Microbiologic Studies

Microbiologic studies that allow for direct examination of a specimen (e.g., sputum, blood, or urine) also may aid in a presumptive diagnosis and give an indication of the characteristics of the infecting organism. Generally, microbial cultures are obtained with a Gram stain of the cultured material.

A Gram stain of collected specimens can give rapid information that can be applied immediately to patient care. A Gram stain is performed to identify if bacteria are present and to determine morphologic characteristics of bacteria (such as gram-positive or gram-negative or shape—cocci, bacilli).

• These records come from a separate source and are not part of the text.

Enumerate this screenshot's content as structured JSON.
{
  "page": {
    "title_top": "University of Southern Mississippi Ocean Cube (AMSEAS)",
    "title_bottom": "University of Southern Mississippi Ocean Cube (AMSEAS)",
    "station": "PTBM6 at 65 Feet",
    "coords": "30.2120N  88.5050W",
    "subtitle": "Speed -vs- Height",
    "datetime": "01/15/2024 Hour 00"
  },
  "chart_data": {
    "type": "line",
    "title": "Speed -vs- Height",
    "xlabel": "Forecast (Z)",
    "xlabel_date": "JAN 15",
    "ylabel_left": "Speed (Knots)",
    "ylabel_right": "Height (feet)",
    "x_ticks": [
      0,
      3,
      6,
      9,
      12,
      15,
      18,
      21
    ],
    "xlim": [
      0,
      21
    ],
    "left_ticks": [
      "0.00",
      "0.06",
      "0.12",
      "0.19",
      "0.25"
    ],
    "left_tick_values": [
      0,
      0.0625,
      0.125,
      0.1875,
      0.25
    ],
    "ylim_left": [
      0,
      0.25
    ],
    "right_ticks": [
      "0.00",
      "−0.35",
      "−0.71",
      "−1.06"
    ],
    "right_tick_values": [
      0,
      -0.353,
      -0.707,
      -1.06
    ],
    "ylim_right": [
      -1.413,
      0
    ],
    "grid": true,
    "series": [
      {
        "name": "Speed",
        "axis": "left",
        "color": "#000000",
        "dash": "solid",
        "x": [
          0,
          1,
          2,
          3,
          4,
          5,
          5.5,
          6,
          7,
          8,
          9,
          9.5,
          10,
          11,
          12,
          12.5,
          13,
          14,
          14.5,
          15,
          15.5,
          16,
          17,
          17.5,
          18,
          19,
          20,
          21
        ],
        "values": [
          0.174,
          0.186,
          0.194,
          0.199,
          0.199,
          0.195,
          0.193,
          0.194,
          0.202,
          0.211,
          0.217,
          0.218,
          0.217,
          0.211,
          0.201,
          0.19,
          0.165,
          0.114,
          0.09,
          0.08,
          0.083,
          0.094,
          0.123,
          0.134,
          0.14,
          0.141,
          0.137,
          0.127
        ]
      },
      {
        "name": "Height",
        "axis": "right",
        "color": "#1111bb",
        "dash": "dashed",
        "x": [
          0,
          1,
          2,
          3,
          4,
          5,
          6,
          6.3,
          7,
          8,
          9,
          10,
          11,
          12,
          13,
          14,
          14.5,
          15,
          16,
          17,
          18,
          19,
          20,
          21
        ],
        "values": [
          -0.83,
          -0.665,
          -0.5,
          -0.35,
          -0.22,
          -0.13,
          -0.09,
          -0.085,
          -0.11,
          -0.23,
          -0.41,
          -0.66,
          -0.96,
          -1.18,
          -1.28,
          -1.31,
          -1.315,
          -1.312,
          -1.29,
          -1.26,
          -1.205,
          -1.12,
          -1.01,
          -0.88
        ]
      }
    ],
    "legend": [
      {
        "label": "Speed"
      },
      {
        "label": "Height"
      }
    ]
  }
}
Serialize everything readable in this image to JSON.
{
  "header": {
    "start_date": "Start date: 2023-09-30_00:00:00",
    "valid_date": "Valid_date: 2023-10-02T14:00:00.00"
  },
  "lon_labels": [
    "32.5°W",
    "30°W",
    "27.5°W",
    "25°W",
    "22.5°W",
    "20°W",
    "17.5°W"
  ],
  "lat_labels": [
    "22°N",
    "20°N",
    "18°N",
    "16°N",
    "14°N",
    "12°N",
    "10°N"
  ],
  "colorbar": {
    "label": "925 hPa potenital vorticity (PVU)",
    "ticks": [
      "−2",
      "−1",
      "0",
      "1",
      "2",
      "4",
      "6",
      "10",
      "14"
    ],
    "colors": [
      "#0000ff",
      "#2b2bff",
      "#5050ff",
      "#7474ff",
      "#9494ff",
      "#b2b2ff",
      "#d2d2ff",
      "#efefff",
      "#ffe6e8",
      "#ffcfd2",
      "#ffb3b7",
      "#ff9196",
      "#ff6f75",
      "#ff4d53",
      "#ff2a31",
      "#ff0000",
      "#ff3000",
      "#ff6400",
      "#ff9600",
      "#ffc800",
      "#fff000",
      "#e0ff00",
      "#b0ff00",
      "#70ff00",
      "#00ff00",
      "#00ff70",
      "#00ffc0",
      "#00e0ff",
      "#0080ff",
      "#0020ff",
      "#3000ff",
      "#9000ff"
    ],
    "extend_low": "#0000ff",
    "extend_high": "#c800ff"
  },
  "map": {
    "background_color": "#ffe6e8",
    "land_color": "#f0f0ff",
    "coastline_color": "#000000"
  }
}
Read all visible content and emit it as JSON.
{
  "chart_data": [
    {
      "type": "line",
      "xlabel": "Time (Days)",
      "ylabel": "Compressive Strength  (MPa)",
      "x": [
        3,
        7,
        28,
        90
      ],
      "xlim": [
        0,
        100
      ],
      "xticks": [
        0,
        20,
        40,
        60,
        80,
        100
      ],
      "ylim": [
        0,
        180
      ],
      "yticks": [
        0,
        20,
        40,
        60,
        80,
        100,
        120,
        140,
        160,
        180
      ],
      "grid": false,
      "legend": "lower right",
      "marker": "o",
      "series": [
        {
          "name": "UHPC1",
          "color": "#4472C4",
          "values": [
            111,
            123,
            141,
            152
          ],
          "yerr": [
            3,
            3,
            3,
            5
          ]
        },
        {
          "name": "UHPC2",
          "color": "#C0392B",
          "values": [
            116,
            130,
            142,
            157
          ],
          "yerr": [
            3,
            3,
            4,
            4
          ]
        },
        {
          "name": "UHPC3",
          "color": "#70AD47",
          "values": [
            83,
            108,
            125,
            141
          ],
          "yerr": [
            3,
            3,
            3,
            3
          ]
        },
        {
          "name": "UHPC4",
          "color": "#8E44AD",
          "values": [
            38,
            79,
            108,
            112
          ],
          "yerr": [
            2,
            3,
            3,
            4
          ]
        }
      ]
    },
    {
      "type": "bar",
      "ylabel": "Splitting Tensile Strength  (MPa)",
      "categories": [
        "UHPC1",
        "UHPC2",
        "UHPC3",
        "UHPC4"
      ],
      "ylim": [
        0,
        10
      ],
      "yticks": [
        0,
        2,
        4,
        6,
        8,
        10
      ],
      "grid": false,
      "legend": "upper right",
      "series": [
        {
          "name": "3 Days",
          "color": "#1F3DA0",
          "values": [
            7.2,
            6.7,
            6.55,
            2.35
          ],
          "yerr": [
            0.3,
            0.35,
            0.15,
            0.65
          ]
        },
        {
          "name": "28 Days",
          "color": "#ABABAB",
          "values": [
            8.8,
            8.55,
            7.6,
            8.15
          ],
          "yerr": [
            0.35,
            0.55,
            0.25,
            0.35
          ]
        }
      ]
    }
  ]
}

Certain specimens do not stain well or at all and must be identified by alternative staining techniques (Mycoplasma spp., Legionella spp., Mycobacterium spp.). Figure 69-2 identifies bacterial pathogens as classified by Gram stain and morphologic characteristics. The presence of WBCs on a Gram stain indicates inflammation and suggests that the identified bacteria are pathogenic. The Gram stain may be useful in judging a sputum specimen's adequacy. For example, the presence of epithelial cells on sputum Gram stain suggests that the specimen is either poorly collected or contaminated. A poor specimen can give misleading information regarding the underlying pathogen and is a waste of laboratory personnel time and patient cost.